A swallowing problem can affect your ability to get enough nutrition or enjoy eating and drinking. It can result from aging, neurologic illness, or physical abnormalities of the mouth, throat, or esophagus. Symptoms of a swallowing problem can include the following:
Regular coughing or throat clearing after swallowing food or drink
Feeling a lump in your throat when swallowing food or drink
Feeling that food or drink "went down the wrong way"
Difficulty moving the food from your mouth to your throat
Feeling food come back up
I can assess your ability to swallow while watching you eat and drink different types of foods and liquids. This may involve a flexible endoscopic evaluation of swallowing (FEES), which allows me visualize your throat to check swallow function. Swallow therapy includes tongue and throat strengthening exercises, strategies for safe eating and drinking, and considerations regarding any necessary diet changes.
Try to pinpoint what particular foods and drinks are bothersome.
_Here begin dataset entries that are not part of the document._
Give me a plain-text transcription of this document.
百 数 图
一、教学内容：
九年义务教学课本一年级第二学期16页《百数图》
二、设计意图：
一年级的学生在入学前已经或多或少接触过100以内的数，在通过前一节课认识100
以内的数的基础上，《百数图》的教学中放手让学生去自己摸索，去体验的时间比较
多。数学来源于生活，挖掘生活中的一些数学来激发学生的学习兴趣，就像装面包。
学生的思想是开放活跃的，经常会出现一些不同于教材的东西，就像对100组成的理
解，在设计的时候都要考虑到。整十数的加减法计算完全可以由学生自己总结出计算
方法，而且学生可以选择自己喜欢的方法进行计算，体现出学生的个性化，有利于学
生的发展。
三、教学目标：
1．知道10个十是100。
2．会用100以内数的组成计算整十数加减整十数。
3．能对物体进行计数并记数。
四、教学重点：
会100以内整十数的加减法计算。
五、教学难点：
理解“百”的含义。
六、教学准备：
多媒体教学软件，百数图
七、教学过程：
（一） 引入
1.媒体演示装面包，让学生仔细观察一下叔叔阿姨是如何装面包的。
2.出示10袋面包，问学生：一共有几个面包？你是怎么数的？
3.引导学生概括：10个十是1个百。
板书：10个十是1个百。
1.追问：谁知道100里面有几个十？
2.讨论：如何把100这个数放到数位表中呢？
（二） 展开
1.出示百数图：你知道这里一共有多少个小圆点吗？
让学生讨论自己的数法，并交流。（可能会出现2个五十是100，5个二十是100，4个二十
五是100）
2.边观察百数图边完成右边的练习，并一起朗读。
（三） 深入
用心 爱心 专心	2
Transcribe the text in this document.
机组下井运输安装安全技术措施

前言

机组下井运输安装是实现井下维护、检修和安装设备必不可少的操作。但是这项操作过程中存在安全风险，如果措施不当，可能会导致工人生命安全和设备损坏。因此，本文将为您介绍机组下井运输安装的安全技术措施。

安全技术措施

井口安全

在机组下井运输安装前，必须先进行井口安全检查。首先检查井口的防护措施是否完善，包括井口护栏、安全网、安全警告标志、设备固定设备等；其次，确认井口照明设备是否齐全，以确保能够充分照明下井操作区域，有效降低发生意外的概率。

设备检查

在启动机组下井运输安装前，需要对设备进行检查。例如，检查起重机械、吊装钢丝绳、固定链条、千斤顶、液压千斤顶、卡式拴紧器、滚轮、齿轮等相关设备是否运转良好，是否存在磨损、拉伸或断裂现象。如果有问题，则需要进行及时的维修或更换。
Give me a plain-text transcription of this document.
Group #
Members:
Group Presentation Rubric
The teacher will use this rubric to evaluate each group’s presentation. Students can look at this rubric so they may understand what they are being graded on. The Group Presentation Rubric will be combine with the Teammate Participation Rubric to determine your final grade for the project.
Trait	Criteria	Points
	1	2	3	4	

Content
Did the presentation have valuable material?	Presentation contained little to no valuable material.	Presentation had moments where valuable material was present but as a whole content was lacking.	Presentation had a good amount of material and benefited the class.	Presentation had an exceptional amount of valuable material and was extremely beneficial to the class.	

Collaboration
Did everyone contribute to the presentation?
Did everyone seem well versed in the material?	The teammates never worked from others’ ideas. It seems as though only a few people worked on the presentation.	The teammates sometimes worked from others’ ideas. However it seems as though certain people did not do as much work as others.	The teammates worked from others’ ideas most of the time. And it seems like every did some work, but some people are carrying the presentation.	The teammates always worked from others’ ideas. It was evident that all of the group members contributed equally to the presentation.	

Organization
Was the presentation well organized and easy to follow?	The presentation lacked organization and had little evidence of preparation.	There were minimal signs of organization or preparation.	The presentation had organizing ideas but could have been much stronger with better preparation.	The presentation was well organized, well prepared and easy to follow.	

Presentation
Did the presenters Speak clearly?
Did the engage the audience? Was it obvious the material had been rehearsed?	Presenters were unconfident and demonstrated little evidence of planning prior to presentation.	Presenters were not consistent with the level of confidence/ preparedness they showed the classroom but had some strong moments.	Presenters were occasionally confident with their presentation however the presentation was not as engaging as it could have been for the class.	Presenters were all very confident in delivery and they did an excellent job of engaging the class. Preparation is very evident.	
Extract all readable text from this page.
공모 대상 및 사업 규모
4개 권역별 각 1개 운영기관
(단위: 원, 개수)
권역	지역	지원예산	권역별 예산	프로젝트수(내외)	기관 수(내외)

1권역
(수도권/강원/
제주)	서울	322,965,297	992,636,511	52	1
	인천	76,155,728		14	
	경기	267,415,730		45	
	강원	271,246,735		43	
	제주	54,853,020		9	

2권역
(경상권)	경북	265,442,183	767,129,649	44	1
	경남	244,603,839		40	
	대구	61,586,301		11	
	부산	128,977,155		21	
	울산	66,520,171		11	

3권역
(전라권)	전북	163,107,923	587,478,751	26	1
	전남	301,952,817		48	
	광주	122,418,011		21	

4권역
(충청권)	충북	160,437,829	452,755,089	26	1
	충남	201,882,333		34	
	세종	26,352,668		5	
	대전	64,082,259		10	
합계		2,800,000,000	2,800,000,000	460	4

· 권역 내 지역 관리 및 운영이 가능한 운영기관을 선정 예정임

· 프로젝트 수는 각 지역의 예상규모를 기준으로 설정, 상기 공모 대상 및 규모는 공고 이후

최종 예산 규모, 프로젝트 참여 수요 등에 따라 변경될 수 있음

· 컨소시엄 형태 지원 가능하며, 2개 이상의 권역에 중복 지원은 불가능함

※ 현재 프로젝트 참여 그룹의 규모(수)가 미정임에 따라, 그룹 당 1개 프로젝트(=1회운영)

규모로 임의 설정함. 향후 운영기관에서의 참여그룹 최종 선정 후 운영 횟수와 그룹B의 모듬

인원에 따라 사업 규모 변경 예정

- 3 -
It is always a good idea, but particularly when you think you may have a problem, to eat and drink slowly and carefully. Smaller bites and sips can also be a useful strategy.
Consider weighing yourself regularly if you feel that you have lost weight because of a swallowing problem.
Answer questions on the Eating Assessment Tool-10 to pinpoint symptoms that may indicate that you have a swallowing problem.